Among the government buildings in downtown Manhattan, with their spires, gargoyles, and balusters recalling a bygone era, there is one that houses contents as vintage as its exterior. In the basement of the Surrogate’s Courthouse, or Hall of Records, boxes upon boxes sit stacked and numbered behind locked mahogany doors. There are safes containing four-hundred-year-old litigation records, freezers keeping film reels fresh, and stacks of maps representing each borough’s early cartographic endeavors.
The entire history of New York City’s government—from handwritten court records of the first colonial Dutch settlers to the printed agendas of Bloomberg’s latest health initiatives—is filed, digitized, and preserved by the Department of Records. Eileen Flannelly (whose uncle founded the department, in 1977) is the deputy commissioner, and Kenneth Cobb (an employee since its inception) is the assistant commissioner.
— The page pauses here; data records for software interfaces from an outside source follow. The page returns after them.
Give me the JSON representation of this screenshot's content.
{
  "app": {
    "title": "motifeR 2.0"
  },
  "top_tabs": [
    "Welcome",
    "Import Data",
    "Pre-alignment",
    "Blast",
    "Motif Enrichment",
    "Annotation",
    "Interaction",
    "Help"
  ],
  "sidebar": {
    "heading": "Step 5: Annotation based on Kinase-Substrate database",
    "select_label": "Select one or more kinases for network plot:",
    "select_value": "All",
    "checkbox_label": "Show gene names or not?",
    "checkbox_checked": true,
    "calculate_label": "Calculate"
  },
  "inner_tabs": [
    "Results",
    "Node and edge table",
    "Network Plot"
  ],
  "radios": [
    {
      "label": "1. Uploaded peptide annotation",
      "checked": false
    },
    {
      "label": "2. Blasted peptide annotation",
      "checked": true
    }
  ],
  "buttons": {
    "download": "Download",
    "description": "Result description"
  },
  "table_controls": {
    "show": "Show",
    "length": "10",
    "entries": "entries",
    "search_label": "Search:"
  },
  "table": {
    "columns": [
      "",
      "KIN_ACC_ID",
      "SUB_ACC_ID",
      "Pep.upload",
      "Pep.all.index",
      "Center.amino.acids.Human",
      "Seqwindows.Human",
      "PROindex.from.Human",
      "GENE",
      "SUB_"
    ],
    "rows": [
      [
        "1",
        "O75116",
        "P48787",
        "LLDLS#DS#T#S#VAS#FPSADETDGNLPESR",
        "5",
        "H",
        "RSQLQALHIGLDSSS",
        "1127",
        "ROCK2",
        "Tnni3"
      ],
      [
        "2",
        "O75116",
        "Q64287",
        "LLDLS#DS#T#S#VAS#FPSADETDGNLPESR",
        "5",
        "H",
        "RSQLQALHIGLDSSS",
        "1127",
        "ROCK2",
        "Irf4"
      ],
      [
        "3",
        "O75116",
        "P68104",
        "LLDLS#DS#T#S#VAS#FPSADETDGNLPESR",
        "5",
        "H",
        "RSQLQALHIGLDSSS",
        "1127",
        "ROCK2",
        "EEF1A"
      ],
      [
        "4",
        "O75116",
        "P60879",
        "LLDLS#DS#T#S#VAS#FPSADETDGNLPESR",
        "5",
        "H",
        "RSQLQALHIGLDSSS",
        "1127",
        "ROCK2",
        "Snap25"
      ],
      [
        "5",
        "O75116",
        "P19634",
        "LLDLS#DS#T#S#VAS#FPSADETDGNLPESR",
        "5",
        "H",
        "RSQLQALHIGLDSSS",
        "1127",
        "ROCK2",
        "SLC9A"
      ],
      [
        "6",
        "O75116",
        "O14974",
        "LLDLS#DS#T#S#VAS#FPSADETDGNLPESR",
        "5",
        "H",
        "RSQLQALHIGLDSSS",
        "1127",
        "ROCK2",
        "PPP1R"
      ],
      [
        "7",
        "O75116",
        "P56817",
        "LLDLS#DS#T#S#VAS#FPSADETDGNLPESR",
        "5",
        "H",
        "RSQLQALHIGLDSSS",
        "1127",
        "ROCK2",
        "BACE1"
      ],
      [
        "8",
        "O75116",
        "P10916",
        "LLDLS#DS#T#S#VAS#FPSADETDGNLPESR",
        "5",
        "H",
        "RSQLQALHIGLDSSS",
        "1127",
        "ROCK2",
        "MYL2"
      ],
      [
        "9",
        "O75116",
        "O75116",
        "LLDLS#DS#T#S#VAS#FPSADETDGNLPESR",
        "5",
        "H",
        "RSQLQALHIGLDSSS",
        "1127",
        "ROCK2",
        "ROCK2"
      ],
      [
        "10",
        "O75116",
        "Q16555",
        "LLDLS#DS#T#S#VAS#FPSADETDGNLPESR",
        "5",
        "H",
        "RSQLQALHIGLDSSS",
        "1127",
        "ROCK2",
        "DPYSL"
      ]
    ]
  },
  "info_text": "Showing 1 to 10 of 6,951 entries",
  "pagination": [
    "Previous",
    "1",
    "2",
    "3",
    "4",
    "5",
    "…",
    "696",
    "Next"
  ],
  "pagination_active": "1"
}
Together, with a few dozen staff members, they manage two hundred and twenty-one thousand cubic feet of historic city records.
“I remember when all this used to be in boxes in a loft on Park Row, above a Burger King. And now look at it!” Flannelly says, gesturing to the department’s visitor’s center, which opened a year ago. The new space, along with an effort to digitize seventeen million records, speaks to the department’s efforts to keep up with the times. “We’re on all the social media, too,” she adds. Cobb, wearing white gloves, looks up from a box. “But we’ll always keep the hard copies. Technology is great, but people want to see this—they want to touch it, feel it in their hands. It’s human nature, you know?”